In the end Welles, even while he dismembers Kane, is nostalgic for his glamour, and that glamour, in the end, is probably what draws Trump to the film. The people I want running my country, however, are those who will do thankless work in the trenches. They are the ones who will make government serve us. They are the ones we must vote for in November.

Further thought: Following Hillary’s acceptance speech, a number of people noted the contrast between her use of the word “we” with Trump’s use of the word “I.” William Saletan of Slate, for instance, noted,

This contrast—Trump’s “I” against Clinton’s “we”—is the fundamental choice in the 2016 election. Until Clinton spoke, I had dismissed her convention theme, “Stronger Together,” as a cliché. I don’t anymore. It fits the candidates and the moment. Trump wants the election to be a contest between two people. He’s the charismatic figure, the entertainer, the brash CEO. Clinton rejects that framework. She’s not running against him for the same job. She’s challenging his view of what the job is. Her vision of the job—humbler, less autocratic, more collaborative—is better. It’s more effective. It’s more American.

Kane’s friend Jed Leland observes a false note after Kane takes over a newspaper with the intent of becoming a crusading journalist. Kane’s “Declaration of Principles,” to be printed on the front page of the first issue, captures their early idealism. However, it also contains a touch of Trumpian self-absorption that will ultimately lead Kane to violate these principles and blow up the friendship:

Kane (quoting from his Declaration): “I’ll provide the people of this city with a daily paper that will tell all the news honestly. I will also provide them–“
Leland: That’s the second sentence you’ve started with “I”–
Kane: People are going to know who’s responsible. And they’re going to get the news–the true news–quickly and simply and entertainingly. And no special interests will be allowed to interfere with the truth of that news. [Writing and reading again] “I will also provide them with a fighting and tireless champion of their rights as citizens and human beings–Signed–Charles Foster Kane.”

And one other thought: Kane, like Trump and narcissists generally, believes he can remake reality.
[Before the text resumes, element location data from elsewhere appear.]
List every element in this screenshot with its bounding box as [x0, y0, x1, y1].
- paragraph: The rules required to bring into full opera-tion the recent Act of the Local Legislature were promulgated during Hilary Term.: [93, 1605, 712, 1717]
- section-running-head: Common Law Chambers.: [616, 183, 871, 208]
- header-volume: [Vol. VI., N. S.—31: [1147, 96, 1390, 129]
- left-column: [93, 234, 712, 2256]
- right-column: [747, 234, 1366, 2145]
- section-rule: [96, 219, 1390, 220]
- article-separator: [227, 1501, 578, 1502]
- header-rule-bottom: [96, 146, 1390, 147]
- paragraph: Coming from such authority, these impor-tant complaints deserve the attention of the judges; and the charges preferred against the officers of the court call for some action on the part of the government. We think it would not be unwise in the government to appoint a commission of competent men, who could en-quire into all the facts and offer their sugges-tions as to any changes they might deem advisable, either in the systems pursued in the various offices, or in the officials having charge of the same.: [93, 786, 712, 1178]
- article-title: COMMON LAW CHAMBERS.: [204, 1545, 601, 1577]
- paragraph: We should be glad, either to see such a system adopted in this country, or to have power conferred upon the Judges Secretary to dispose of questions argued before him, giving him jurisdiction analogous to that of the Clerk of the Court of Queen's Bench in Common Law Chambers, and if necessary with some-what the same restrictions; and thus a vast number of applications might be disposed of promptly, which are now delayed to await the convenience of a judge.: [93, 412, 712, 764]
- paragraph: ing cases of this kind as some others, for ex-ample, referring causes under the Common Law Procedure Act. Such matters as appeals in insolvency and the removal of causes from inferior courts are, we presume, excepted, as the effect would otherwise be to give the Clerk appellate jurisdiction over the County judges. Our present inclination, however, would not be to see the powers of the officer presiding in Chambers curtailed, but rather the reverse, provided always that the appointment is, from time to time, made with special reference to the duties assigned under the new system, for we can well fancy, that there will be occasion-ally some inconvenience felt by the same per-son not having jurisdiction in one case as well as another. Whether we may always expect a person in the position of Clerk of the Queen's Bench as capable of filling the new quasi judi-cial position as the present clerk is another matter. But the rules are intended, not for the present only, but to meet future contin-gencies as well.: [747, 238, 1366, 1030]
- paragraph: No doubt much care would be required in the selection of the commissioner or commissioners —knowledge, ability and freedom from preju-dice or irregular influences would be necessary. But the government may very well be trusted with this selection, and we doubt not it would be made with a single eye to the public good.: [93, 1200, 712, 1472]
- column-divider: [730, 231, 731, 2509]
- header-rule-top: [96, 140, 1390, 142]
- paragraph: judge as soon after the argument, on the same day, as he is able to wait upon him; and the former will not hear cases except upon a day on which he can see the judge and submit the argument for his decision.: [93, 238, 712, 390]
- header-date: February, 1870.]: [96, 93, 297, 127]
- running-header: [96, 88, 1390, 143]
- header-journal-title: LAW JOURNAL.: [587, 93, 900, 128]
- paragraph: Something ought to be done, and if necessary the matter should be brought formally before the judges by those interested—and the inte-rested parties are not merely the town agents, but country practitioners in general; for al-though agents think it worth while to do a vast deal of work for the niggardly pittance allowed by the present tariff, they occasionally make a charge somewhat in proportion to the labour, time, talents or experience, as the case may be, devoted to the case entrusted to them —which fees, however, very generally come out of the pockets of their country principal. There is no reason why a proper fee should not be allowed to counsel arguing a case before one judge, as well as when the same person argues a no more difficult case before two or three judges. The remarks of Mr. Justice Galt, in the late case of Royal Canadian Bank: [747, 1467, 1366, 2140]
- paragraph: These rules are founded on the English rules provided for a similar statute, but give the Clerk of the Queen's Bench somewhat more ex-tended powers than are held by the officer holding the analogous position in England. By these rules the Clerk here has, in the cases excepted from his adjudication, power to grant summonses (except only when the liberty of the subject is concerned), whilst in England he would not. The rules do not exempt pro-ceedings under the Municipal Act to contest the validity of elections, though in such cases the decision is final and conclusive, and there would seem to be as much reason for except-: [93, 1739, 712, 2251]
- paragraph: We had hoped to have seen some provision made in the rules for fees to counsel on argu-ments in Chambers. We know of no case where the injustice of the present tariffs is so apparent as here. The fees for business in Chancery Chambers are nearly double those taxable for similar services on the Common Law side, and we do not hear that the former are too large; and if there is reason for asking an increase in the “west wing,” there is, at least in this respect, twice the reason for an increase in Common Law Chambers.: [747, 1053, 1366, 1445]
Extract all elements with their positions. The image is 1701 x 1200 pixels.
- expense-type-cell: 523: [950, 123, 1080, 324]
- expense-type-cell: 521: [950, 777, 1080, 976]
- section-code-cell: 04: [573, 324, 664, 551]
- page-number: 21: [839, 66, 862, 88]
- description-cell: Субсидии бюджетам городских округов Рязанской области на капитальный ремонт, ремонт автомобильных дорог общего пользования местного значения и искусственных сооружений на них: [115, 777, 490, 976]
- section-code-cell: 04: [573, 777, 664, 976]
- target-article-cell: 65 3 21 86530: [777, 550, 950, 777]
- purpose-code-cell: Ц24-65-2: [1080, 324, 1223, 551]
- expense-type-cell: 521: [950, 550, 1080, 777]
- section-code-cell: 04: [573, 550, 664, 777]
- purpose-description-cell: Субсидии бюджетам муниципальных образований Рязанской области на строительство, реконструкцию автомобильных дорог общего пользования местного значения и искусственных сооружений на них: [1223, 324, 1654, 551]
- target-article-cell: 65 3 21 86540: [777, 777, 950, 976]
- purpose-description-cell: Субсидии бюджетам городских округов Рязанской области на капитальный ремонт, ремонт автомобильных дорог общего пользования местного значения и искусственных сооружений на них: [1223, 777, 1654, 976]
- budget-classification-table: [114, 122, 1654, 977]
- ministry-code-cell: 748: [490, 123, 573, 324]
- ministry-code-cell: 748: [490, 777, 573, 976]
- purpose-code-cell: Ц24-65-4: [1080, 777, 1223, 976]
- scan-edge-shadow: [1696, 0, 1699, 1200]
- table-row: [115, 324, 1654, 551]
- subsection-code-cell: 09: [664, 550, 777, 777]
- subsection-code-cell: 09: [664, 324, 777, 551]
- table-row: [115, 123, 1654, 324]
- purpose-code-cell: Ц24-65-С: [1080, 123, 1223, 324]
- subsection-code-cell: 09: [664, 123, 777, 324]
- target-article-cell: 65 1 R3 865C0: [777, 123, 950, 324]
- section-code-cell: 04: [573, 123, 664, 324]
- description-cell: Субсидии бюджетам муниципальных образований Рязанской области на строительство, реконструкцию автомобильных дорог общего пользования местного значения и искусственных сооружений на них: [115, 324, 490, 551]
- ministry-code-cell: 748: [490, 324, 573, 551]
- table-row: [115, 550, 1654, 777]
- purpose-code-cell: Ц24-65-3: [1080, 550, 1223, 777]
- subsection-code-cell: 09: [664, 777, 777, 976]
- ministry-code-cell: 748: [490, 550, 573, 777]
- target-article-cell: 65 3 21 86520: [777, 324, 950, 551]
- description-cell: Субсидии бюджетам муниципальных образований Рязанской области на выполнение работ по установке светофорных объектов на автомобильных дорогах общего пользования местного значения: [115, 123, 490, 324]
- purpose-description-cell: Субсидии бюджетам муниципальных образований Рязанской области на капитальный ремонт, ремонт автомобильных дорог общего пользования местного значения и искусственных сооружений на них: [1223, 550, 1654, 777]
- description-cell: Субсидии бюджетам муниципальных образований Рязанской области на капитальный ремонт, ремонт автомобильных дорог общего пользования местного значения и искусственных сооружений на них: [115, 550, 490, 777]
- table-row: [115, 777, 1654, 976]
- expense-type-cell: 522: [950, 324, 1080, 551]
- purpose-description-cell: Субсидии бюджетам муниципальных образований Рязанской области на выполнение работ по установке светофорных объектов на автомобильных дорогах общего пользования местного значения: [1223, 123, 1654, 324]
The fact that Susan Alexander is not a good singer, relayed to him by Susan’s music teacher, don’t sway Kane, and he builds an opera house to showcase her “talent.” It’s a good symbol of those current politicians–most famously Karl Rove–who refuse to acknowledge a “reality based community” (say, scientific evidence of climate change). Here’s from The New York Times interview with Rove by Ron Susskind:

The aide [Rove] said that guys like me were “in what we call the reality-based community,” which he defined as people who “believe that solutions emerge from your judicious study of discernible reality.” … “That’s not the way the world really works anymore,” he continued. “We’re an empire now, and when we act, we create our own reality. And while you’re studying that reality—judiciously, as you will—we’ll act again, creating other new realities, which you can study too, and that’s how things will sort out. We’re history’s actors…and you, all of you, will be left to just study what we do.

With a President Trump, we can expect more of the same.